Le phénomène d’eutrophisation
« Tous les ans, entre 25 et 50 chiens meurent à cause des cyanobactéries en France », rapporte Christophe Tonnaire, président de l’association Cyanobactéries alerte, pour La Relève et La Peste.
Si le risque pour les chiens est de mieux en mieux connu, 13 sont encore morts cette année. Parmi eux, un berger australien de deux ans est mort début août, après avoir ingurgité des cyanobactéries dans la rivière d’Ain.
Selon l’Anses, aucun décès lié aux cyanobactéries n’a été rapporté chez l’homme en France et 95 cas d’intoxication ont été recensés entre janvier 2006 et décembre 2018, un chiffre largement sous-estimé, reconnait l’agence.
Les cyanobactéries sont parfois surnommées algues bleues, même s’il s’agit bien de bactéries et non d’algues et qu’il en existe toute une palette de couleurs.
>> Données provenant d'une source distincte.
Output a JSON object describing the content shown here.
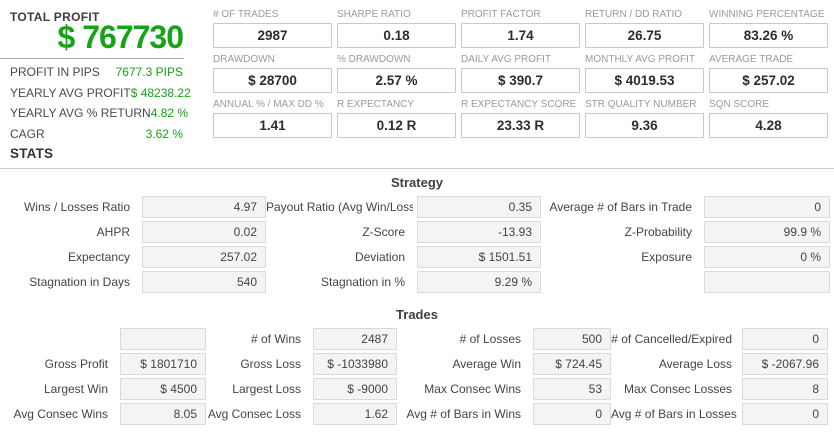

Certaines sont sans risque, tandis que d’autres libèrent des toxines nocives pour la santé humaine et les animaux.
Deux types de cyanobactéries sont à distinguer : les cyanobactéries planctoniques et les cyanobactéries benthiques. Les cyanobactéries planctoniques se trouvent dans les plans d’eau, les lacs, les étangs et les mares, où elles sont en suspension dans l’eau.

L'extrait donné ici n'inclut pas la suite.